Em 20 de maio de 2026, a Nvidia revelou números que contam uma história familiar no mundo da tecnologia: mais uma vez, os data centers carregam o peso do progresso. A receita do primeiro trimestre fiscal de 2027 chegou a US$ 81,6 bilhões, um salto de 85% em relação ao ano anterior, segundo o relatório oficial da empresa. O que chama atenção não é apenas o valor, mas o que ele representa: a infraestrutura invisível que sustenta a inteligência artificial de hoje ainda depende de chips que processam bilhões de operações por segundo, muito parecido com os mainframes dos anos 1960 que, até hoje, gerenciam transações bancárias em São Paulo e Nova York sem falhar.
O segmento de Data Center foi o grande protagonista. A receita recorde de US$ 75,2 bilhões superou as estimativas dos analistas e representou um crescimento de 92% em doze meses. Jensen Huang, CEO da Nvidia, destacou o novo chip Vera como a aposta para um mercado que pode chegar a US$ 200 bilhões, embora tenha alertado sobre os limites de suprimento em meio à escassez global de memórias. A empresa elevou os gastos com fornecimento para US$ 119 bilhões no trimestre, contra US$ 95,2 bilhões no período anterior, justamente para evitar interrupções.
Projeções que superam o esperado e dividendos em alta
Olhando para o futuro próximo, a Nvidia projetou receita de US$ 91 bilhões no segundo trimestre, com margem de mais ou menos 2%, acima dos US$ 86,84 bilhões esperados pelo mercado, conforme dados compilados pela LSEG e reportados pela Reuters. A empresa também anunciou um programa adicional de recompra de ações de US$ 80 bilhões e aumentou o dividendo trimestral de US$ 0,01 para US$ 0,25 por ação.

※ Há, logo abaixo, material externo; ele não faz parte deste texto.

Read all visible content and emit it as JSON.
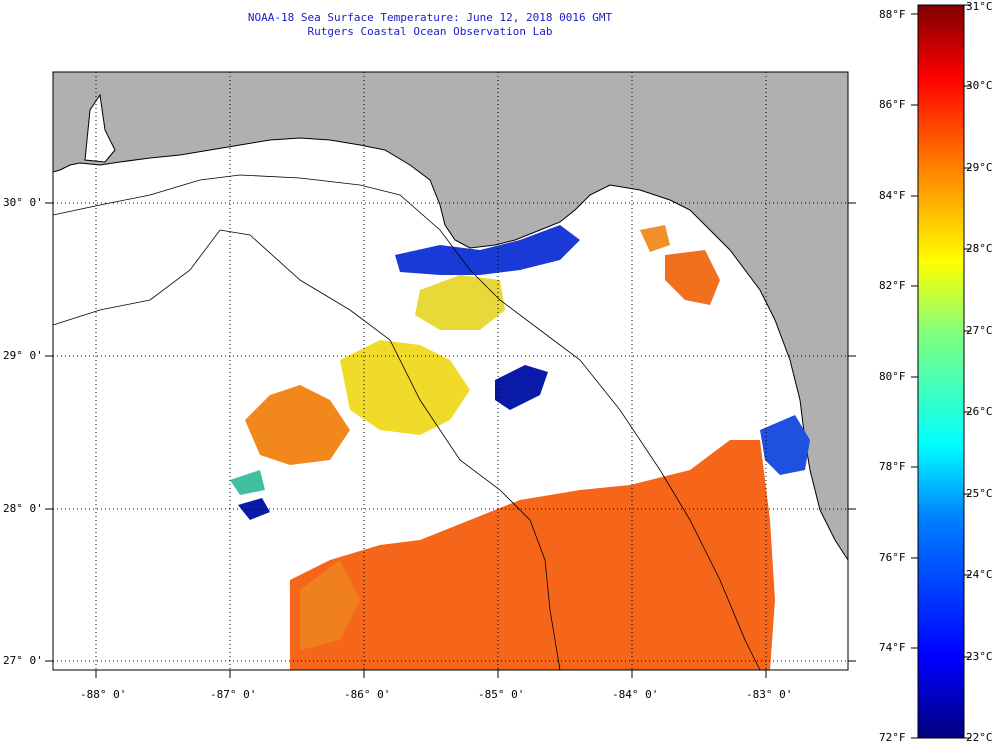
{
  "title": {
    "line1": "NOAA-18 Sea Surface Temperature:  June 12, 2018 0016 GMT",
    "line2": "Rutgers Coastal Ocean Observation Lab"
  },
  "map": {
    "lon_ticks": [
      "-88° 0'",
      "-87° 0'",
      "-86° 0'",
      "-85° 0'",
      "-84° 0'",
      "-83° 0'"
    ],
    "lat_ticks": [
      "30° 0'",
      "29° 0'",
      "28° 0'",
      "27° 0'"
    ],
    "land_color": "#b0b0b0",
    "missing_color": "#ffffff"
  },
  "colorbar": {
    "fahrenheit_labels": [
      "88°F",
      "86°F",
      "84°F",
      "82°F",
      "80°F",
      "78°F",
      "76°F",
      "74°F",
      "72°F"
    ],
    "celsius_labels": [
      "31°C",
      "30°C",
      "29°C",
      "28°C",
      "27°C",
      "26°C",
      "25°C",
      "24°C",
      "23°C",
      "22°C"
    ],
    "colors": [
      "#00007f",
      "#0000ff",
      "#007fff",
      "#00ffff",
      "#7fff7f",
      "#ffff00",
      "#ff7f00",
      "#ff0000",
      "#7f0000"
    ]
  }
}
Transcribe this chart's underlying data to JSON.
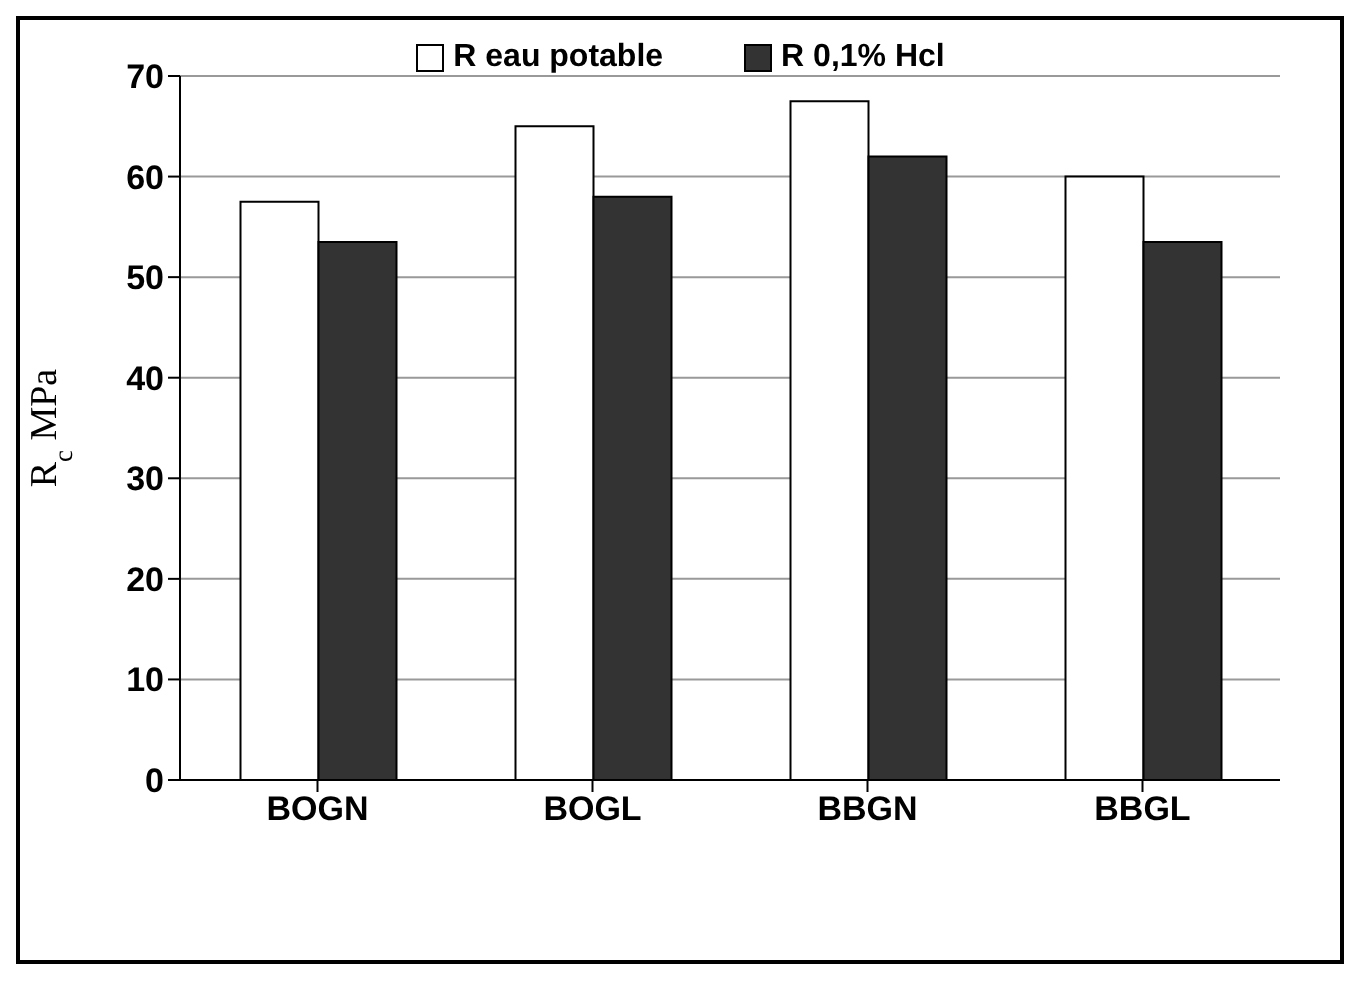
{
  "chart_data": {
    "type": "bar",
    "ylabel": "R$_{c}$ MPa",
    "categories": [
      "BOGN",
      "BOGL",
      "BBGN",
      "BBGL"
    ],
    "series": [
      {
        "name": "R eau potable",
        "color": "#ffffff",
        "values": [
          57.5,
          65,
          67.5,
          60
        ]
      },
      {
        "name": "R 0,1% Hcl",
        "color": "#333333",
        "values": [
          53.5,
          58,
          62,
          53.5
        ]
      }
    ],
    "ylim": [
      0,
      70
    ],
    "yticks": [
      0,
      10,
      20,
      30,
      40,
      50,
      60,
      70
    ],
    "grid": "y",
    "legend": "top"
  }
}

Foram US$ 30 bilhões em acordos de computação em nuvem firmados, um aumento em relação aos US$ 27 bilhões do trimestre anterior.
As ações da Nvidia caíram 1,6% nas negociações estendidas após o anúncio, segundo o vídeo da CNBC. É o tipo de reação que já vimos antes: números fortes, mas o mercado sempre pede mais. Como diria um analista de sistemas legados, “o mainframe não para, mas o investidor às vezes sim” — piada sem graça, eu sei, mas que ilustra bem a tensão entre estabilidade operacional e expectativas de crescimento acelerado.
O que isso significa na prática para quem acompanha o setor
Esses resultados não surgem do nada. Eles refletem a demanda contínua por chips especializados em IA, que agora equipam data centers em todo o mundo. A Nvidia relatou lucro ajustado de US$ 1,87 por ação, contra estimativa de US$ 1,76. Tudo isso reforça o papel da empresa como fornecedora crítica de infraestrutura moderna, ao mesmo tempo em que lida com gargalos de produção que lembram os desafios de escalabilidade enfrentados por sistemas legados há décadas.
Para quem trabalha com tecnologia ou acompanha o mercado, o recado é direto: o crescimento segue firme, mas depende de investimentos pesados em cadeia de suprimentos. A orientação de US$ 91 bilhões para o próximo trimestre já dá uma ideia do ritmo esperado até o fim do ano fiscal.